KedaiPena.Com – Setiap tanggal 9 Desember, diperingati sebagai hari Anti Korupsi Dunia. Namun, saat ini pemberantasan korupsi masih jauh dari harapan. Demikian dikatakan Koordinator Badan Pekerja ICW, Adnan Topan Husodo dalam keterangan yang diterima KedaiPena.Com, Jumat (9/12).
“Dukungan politik yang nyata tidak terlalu menjanjikan, sementara hukum belum pulih dari masalah korupsinya sendiri.

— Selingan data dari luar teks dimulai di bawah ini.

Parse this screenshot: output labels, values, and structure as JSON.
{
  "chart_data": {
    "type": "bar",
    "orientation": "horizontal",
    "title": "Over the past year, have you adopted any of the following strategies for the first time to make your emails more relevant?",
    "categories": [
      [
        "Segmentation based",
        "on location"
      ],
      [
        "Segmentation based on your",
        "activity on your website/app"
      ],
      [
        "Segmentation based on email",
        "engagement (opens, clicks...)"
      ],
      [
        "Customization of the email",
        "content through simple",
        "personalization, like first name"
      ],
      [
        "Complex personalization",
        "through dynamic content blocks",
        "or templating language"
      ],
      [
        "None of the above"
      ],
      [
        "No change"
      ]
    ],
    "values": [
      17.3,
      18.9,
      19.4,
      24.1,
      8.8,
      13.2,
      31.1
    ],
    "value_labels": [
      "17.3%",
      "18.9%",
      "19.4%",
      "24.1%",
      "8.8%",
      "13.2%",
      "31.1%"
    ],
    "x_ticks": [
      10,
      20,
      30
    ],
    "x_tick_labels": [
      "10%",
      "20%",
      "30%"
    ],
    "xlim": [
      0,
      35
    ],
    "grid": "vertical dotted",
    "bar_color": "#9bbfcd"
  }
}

Fungsi badan pengawasan pemerintah belum efektif, sistem birokrasi terus membuka peluang bagi korupsi, sementara politisi dan pengusaha terus memelihara hubungan khusus yang kerap menimbulkan konflik kepentingan,” kata dia.
Sistem antikorupsi dan kerangka hukum untuk memberantas korupsi masih tertinggal jauh, terutama dari kebutuhan nyata untuk memberantas korupsi yang kian kompleks sifat dan polanya. Sampai hari ini Indonesia belum memiliki aturan perampasan aset, tidak mempunyai aturan menjerat korupsi sektor swasta.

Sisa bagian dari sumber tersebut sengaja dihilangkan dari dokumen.